A number of preclinical experiments have been performed on models of cancer in immunocompromised animals representing a variety of species and histological origins. Targeted RGD4C AAVP vector carrying HSVtk was assessed in immunodeficient mice bearing human Karposi’s sarcoma (KS1767) cell-derived tumors in combination with the prodrug GCV. As a result, tumor growth was remarkably suppressed by a single intravenous administration of targeted RGD4C AAVP compared to nontargeted AAVP . Similarly, the suppression of tumor growth was observed in immunocompetent BALB/c mice bearing subcutaneous EF43 -FGF4 mammary tumors. As another test, the efficacy of RGD4C AAVP- HSVtk vector was evaluated in UC3-derived bladder carcinomas and DU145-derived prostate carcinomas in nude mice. Significant suppressive effects were observed in these models, regardless of the size of the xenograft being tested . RGD4C AAVP- HSVtk vector was also validated in a preclinical experimental model of human soft-tissue sarcoma xenografts in athymic rats (large rodents) and resulted in tumor growth inhibition . Histopathologic analysis showed extensive destruction of the central area of the tumor associated with disruption and apoptosis of tumor vasculature after 7 days post-administration of the RGD4C AAVP- HSVtk .

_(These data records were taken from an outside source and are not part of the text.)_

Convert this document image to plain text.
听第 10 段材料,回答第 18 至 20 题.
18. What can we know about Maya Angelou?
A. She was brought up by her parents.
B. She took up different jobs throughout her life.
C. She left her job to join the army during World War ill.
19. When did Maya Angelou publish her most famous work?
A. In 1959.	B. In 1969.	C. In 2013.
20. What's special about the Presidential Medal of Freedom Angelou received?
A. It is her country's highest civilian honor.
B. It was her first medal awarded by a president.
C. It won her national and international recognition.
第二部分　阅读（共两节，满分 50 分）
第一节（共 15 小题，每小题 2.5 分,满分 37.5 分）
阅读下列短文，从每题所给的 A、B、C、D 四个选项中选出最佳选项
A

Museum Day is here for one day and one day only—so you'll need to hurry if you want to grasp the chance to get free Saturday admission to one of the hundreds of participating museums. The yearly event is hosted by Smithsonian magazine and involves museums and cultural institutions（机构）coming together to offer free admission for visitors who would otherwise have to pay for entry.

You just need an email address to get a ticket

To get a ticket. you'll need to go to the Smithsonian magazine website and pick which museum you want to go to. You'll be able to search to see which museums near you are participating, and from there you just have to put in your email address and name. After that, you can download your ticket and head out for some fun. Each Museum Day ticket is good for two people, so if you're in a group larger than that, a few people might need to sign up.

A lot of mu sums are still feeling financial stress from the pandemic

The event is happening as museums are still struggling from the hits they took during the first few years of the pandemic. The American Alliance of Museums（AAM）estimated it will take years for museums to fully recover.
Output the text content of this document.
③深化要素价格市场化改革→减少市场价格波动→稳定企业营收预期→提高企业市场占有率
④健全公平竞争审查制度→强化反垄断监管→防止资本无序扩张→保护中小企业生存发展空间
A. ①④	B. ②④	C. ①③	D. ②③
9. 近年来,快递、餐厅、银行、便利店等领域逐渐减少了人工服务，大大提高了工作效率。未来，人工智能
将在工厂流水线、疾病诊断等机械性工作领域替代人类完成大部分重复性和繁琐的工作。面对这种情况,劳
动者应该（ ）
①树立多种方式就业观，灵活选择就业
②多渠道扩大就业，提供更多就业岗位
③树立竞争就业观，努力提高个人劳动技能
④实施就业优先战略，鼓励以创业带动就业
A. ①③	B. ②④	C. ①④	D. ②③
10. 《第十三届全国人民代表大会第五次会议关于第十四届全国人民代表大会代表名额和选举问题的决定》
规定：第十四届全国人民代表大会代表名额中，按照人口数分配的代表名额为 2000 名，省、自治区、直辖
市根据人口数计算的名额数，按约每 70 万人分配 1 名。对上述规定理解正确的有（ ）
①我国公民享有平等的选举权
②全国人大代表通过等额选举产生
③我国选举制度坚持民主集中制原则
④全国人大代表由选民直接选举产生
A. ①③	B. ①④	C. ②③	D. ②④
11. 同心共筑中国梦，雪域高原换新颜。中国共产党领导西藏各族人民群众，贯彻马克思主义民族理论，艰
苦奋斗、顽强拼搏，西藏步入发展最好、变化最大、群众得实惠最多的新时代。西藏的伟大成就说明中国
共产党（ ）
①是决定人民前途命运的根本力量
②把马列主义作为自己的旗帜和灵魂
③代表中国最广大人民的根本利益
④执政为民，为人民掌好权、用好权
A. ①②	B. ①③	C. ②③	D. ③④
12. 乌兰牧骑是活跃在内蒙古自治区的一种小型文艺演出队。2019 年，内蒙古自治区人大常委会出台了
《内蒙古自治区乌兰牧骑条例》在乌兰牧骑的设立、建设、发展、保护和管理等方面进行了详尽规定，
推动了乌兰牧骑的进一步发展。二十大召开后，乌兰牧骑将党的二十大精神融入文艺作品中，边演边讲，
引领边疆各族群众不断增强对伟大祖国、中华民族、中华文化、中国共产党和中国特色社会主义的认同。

An additional experiment using the cancer-targeting properties of RGD4C AAVP to deliver the gene for the antitumor agent tumor necrosis factor-α (TNF-α) to the angiogenic vasculature of a human melanoma tumor model in nude mice was conducted by researchers at the National Cancer Institute (NCI) . The localization of RGD4C AAVP-TNF-α and the expression of TNF-α were observed in tumor endothelium after systemic administration. As a result, mice bearing melanoma xenografts had significant reductions in tumor volume without any evidence of systemic toxicity to control organs . Moreover, a recent study carried out under the direction of the NCI elegantly demonstrated the potential of this technology. Targeted RGD4C AAVP-TNF-α was used to deliver TNF-α to naturally occurring cancers diagnosed in dogs . In this study, single and repeated dosing using RGD4C AAVP-TNF-α proved safe in treated animals. Remarkably, repeated therapy resulted in complete tumor eradication in a few dogs with aggressive cancers such as soft-tissue sarcoma.